#11 , 30 apr 2011 10:44
Het vervolgingsbeleid werd vastgelegd in de COL 08/2006 met betrekking tot de gemeenschappelijke omzendbrief van de minister van justitie en het college van procureurs-generaal houdende een eenvormig toezichts-, vaststellings-, opsporings- en vervolgingsbeleid betreffende het sturen onder invloed van alcohol, in staat van dronkenschap of in een soortgelijke staat onder meer ten gevolge van het gebruik van drugs of van geneesmiddelen, alsook betreffende de aanwezigheid in het organisme van andere stoffen dan alcohol die de rijvaardigheid beïnvloeden – sturen onder invloed van alcohol – drugs.
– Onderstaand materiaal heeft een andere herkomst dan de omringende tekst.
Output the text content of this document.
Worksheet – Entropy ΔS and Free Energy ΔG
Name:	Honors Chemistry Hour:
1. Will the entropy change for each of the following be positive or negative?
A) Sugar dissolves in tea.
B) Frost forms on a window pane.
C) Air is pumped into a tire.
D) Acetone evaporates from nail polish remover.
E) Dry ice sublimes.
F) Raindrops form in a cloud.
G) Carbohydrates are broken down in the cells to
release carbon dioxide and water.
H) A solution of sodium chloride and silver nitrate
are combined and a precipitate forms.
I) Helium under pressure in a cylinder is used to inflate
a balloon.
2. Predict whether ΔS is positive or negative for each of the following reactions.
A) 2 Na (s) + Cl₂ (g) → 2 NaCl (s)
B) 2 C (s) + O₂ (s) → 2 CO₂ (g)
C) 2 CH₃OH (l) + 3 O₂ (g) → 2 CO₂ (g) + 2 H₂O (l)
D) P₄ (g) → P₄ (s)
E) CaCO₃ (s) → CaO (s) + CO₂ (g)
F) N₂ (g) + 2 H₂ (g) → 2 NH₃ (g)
"C. SITUATIES WAARIN VERVOLGING VOOR DE POLITIERECHTBANK WORDT AANBEVOLEN
Vervolging voor de politierechtbank wordt aanbevolen:
indien de bestuurder, bedoeld in artikel 38, §5 WPW, welke strafbare alcoholconcentratie (0,22 mg per liter uitgeademde alveolaire lucht – 0,5 g/l bloed of meer) ook vertoont."
Art. 38, §5 Verkeerswet:
"De rechter moet het verval van het recht tot sturen uitspreken en het herstel van het recht tot sturen minstens afhankelijk maken van het slagen voor het theoretisch of praktisch examen indien hij veroordeelt wegens een overtreding begaan met een motorvoertuig die tot een verval van het recht tot sturen kan leiden en de schuldige sinds minder dan twee jaar houder is van het rijbewijs B.
Het eerste lid is niet van toepassing op artikel 38, § 1, 2°, in geval van een verkeersongeval met enkel lichtgewonden.
Het eerste lid is niet van toepassing op de overtredingen van de tweede graad, zoals bedoeld in artikel 29, § 1."